В целом мотив сна играет весьма важную роль в турецком и – в целом – тюркском фольклоре. Наиболее часто встречающимся является мотив засыпания эпического героя крепким, «богатырским», сном на семь дней – он присутствует и в эпической традиции многих тюркских народов, и в сказках. О мотиве сна как одном из основных мотивов в тюркском эпосе упоминают некоторые турецкие исследователи. Так, О.Ш. Гёкъяй в своем исследовании, посвященном «Книге моего деда Коркута», пишет, что мотив сна героя является одним из важнейших мотивов в сказаниях данного эпического цикла[21]. Сновидения рассматривались всегда как структурообразующая часть сюжета, исходя из их функции (например, распространенный во многих жанрах тюркского фольклора мотив: герой видит во сне красавицу, влюбляется в нее и отправляется на ее поиски).
В сказаниях «Книги моего деда Коркута» встречаются и повествования о вещих снах главных героев эпоса. Это сон Салор-Казана (II, Повесть о том, как был разграблен дом Салор-Казана) и сон Иекенка (VII, Песнь об Иекенке, сыне Казылык-коджи). В своем сне[22] Салор-Казан видит, как всевозможные бедствия происходят с ним самим, его домом и его людьми.

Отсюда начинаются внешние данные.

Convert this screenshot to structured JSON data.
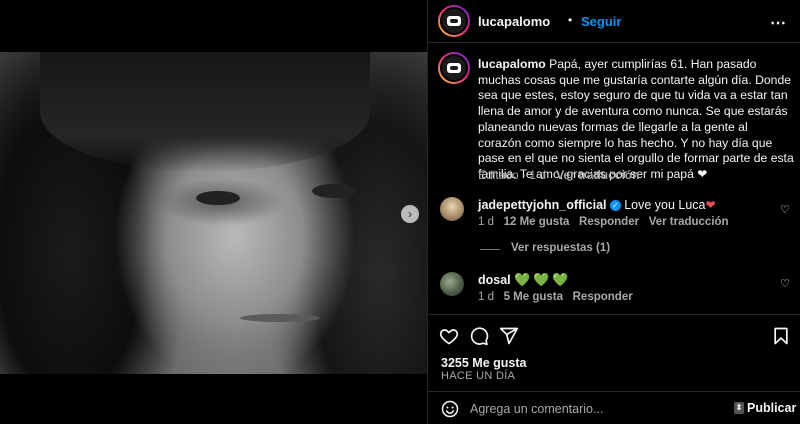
{
  "post": {
    "username": "lucapalomo",
    "separator": "•",
    "follow_label": "Seguir",
    "more_icon": "more-horizontal-icon",
    "caption_text": "Papá, ayer cumplirías 61. Han pasado muchas cosas que me gustaría contarte algún día. Donde sea que estes, estoy seguro de que tu vida va a estar tan llena de amor y de aventura como nunca. Se que estarás planeando nuevas formas de llegarle a la gente al corazón como siempre lo has hecho. Y no hay día que pase en el que no sienta el orgullo de formar parte de esta familia. Te amo, gracias por ser mi papá",
    "caption_heart": "❤",
    "caption_meta": {
      "edited": "Editado",
      "dot": "·",
      "age": "1 d",
      "translate": "Ver traducción"
    }
  },
  "media": {
    "next_icon": "chevron-right-icon",
    "carousel_count": 3,
    "carousel_active": 0
  },
  "comments": [
    {
      "username": "jadepettyjohn_official",
      "verified": true,
      "text": "Love you Luca",
      "emoji": "❤",
      "age": "1 d",
      "likes": "12 Me gusta",
      "reply": "Responder",
      "translate": "Ver traducción",
      "view_replies": "Ver respuestas (1)"
    },
    {
      "username": "dosal",
      "verified": false,
      "text": "",
      "emoji": "💚💚💚",
      "age": "1 d",
      "likes": "5 Me gusta",
      "reply": "Responder"
    }
  ],
  "actions": {
    "like_icon": "heart-icon",
    "comment_icon": "comment-icon",
    "share_icon": "share-icon",
    "save_icon": "bookmark-icon"
  },
  "likes_label": "3255 Me gusta",
  "time_label": "HACE UN DÍA",
  "composer": {
    "placeholder": "Agrega un comentario...",
    "emoji_icon": "emoji-icon",
    "post_label": "Publicar"
  },
  "colors": {
    "background": "#000000",
    "accent_blue": "#0095f6",
    "secondary_text": "#a8a8a8",
    "divider": "#262626"
  }
}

Иными словами, масштаб этих бедствий во сне также обретает практически вселенский характер. Возможно, из-за отношения ко сну как к способу получения знания о будущем, выраженности традиции снотолкования (дурное сновидение Салор-Казана сбывается), сон для эпического героя предстает как «малая смерть», может приносить беду («Любая беда нападает на огузских джигитов во сне»).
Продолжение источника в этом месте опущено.